Estradiol Receptor and Progesterone Receptor in Breast Cancer

Norm of Estradiol Receptor and Progesterone Receptor in Breast Cancer

SI Units
Negative <6 fmol/mg cytosol protein <6 nmol/kg cytosol protein
Borderline 6–10 fmol/mg cytosol protein 6–10 nmol/kg cytosol protein
Positive >10 fmol/mg cytosol protein >10 nmol/kg cytosol protein


Usage of Estradiol Receptor and Progesterone Receptor in Breast Cancer

Used to predict response to hormonal therapy in clients with breast cancer.

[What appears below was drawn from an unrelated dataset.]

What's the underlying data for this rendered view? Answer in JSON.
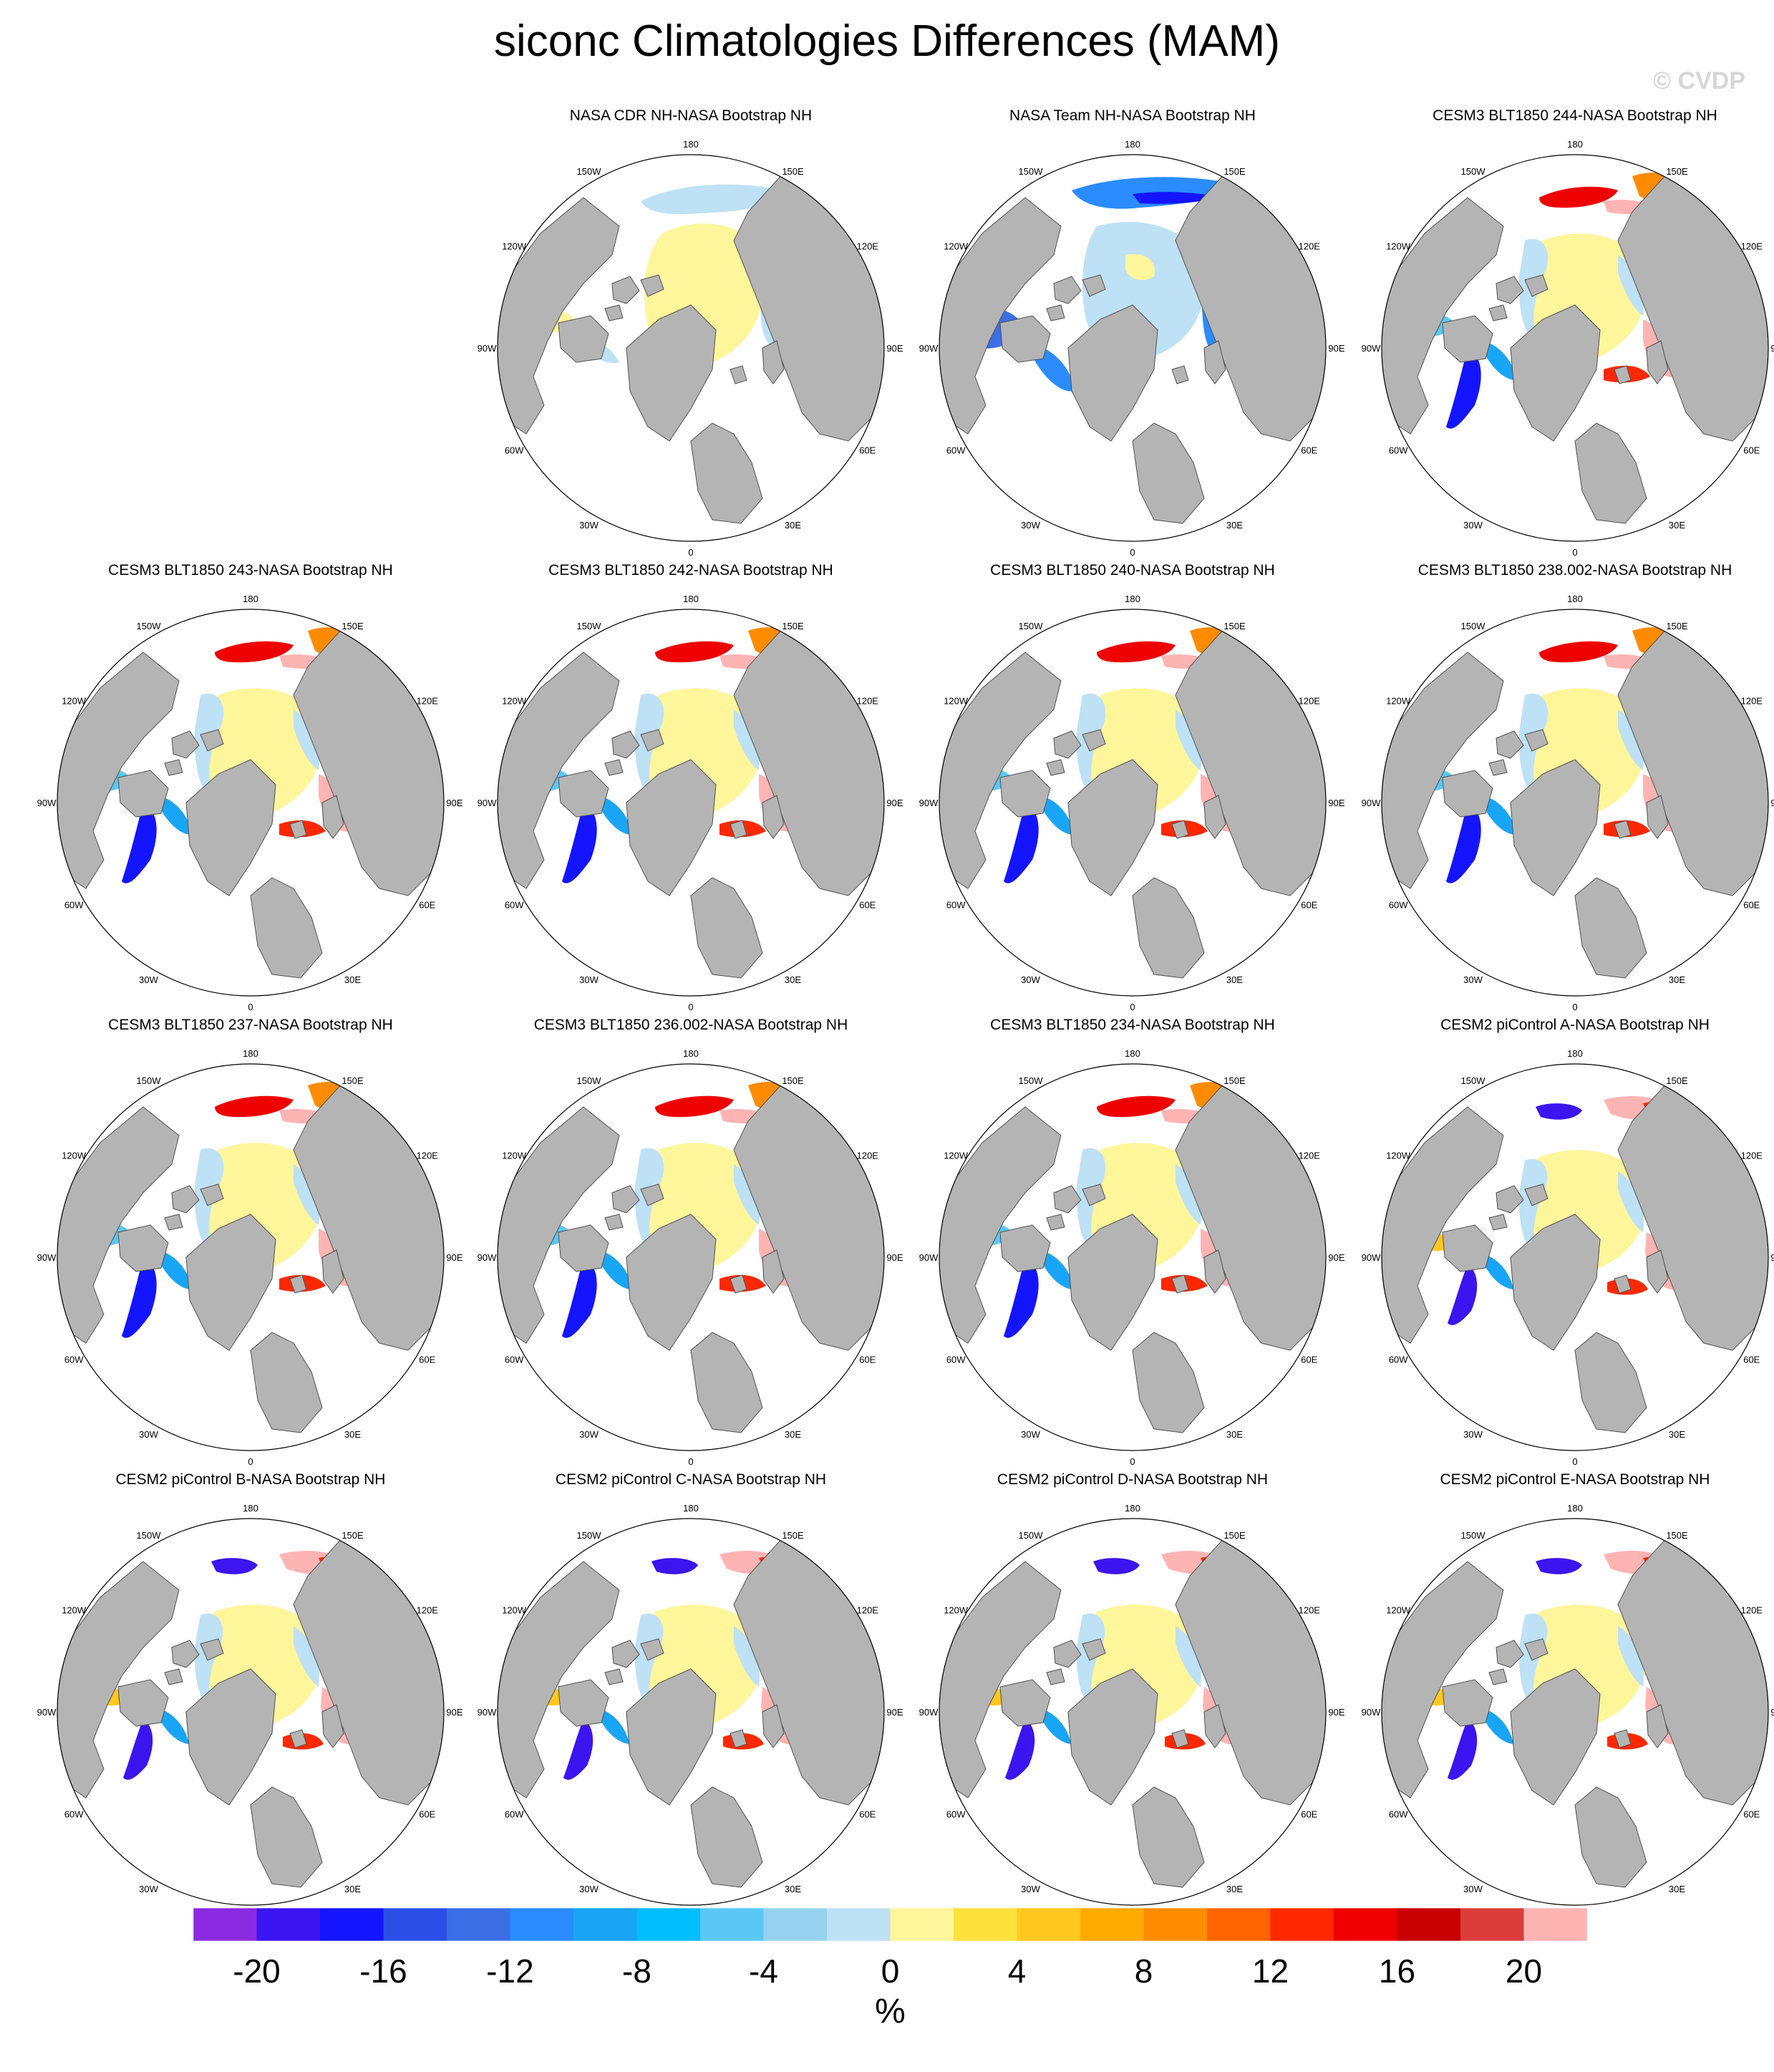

Description of Estradiol Receptor and Progesterone Receptor in Breast Cancer

Estrogen receptors and progesterone receptors are intracellular proteins that specifically bind estrogens and progesterones. The establishment of receptor status in clients with breast cancer is crucial because the receptors are the most predictive factor for the response to hormonal therapies for primary and metastatic breast cancer. They are the only tumor markers recommended for routine clinical use in breast cancer by the Tumor Marker Panel of the American Society of Clinical Oncology. Clients whose tumors express the estrogen and progesterone receptors respond more often and have longer disease-free periods and overall survival rates when treated with hormonal therapy. Although receptor status is important in determining which clients are likely to benefit from endocrine therapy, estrogen and progesterone receptor status is only a weak predictor of long-term relapse and mortalities and is not to be used alone to assign a client to a particular prognostic grouping. It should be noted that breast cancers that are initially hormone dependent might progress to a hormone-independent form, despite the continued expression of the receptor. This may limit the long-term usefulness of the hormonal therapies. Historically these receptors were measured by means of biochemical assays, but there are now highly specific monoclonal antibodies and immunohistochemical techniques available to assess estrogen and progesterone receptor status. When receptor status is determined using biochemical assays, sampling error may occur if the sample does not contain enough tumor, if there is significant desmoplastic response, or if there is a delay in the processing of the specimen. A value of less than 3 fmol/mg is considered negative when measured by the biochemical assay. Using the immunocytochemical assay, which measures the concentration of receptors by staining them with monoclonal antibodies, avoids sampling error. An additional advantage to the monoclonal assay is the ability to assay formalin-fixed, paraffin-embedded tissue. Most labs have chosen 10%–20% positive cells as the cutoff for receptor positivity, though recent studies have suggested that clients whose tumors contain as few as 1% weakly positive cells have significantly improved disease-free periods and overall survival when treated with hormonal therapy. Clients with a negative receptor status have at most an 8% chance of response to hormonal therapy.


Professional Considerations of Estradiol Receptor and Progesterone Receptor in Breast Cancer

Consent form IS required for biopsy. See Biopsy, Site-specific—Specimen for procedure-specific risks and contraindications .

  1. Biochemical assay or frozen-tissue immunoassay: Obtain a 60-mg solid tumor biopsy bottle (fluorescent pink), a waxed cardboard container or plastic tube without fixative, and a needle biopsy tray.
  2. Immunohistochemistry on paraffin block: Obtain a biopsy bottle containing 10% formalin and a biopsy tray. Use of fixatives other than 10% formalin may not yield satisfactory results.



  1. Local anesthetic is not used because it may destroy receptors and lead to a false-negative result.
  2. 0.5–1.0 mg of solid tumor tissue is removed, with care taken to remove excess fat and blood, both of which may lead to false-positive results.
  3. Biochemical assay or frozen-tissue immunoassay: The tissue is immediately cut into small pieces and assayed. If the assay is unable to be performed immediately, the tissue should be frozen on dry ice, in a cryostat, or in liquid nitrogen within 20 minutes of collection. The specimen will be rejected if thawed or formalin fixed. The specimen should not be placed in foil, gauze, or fixative.
  4. Immunohistochemistry on paraffin block: Tissue is placed in 10% formalin for not longer than 48 hours, preferably 12–24 hours. A paraffin block is then made on which an immunoassay to measure concentration of receptors may be performed.


Postprocedure Care

  1. Apply a dry, sterile dressing to the biopsy site.
  2. Mild analgesics may be used for postprocedure pain.
  3. Depending on where the assay is performed, results may not be available for several days.


Client and Family Teaching

  1. A small sample of breast tissue will be removed with a hollow needle. The breast will not be numbed with an anesthetic because this can cause false-negative results, and so there will be discomfort for a short time. The procedure takes a few minutes and leaves no scar.
  2. Use mild analgesia for postprocedure pain if needed.
  3. Results may not be available for several days.


Factors That Affect Results

  1. Specimens not frozen within 20 minutes will falsely decrease results.
  2. Antiestrogen preparations taken within the last 2 months may cause a negative estradiol receptor response.


Other Data

  1. 50%–70% of breast cancers are positive.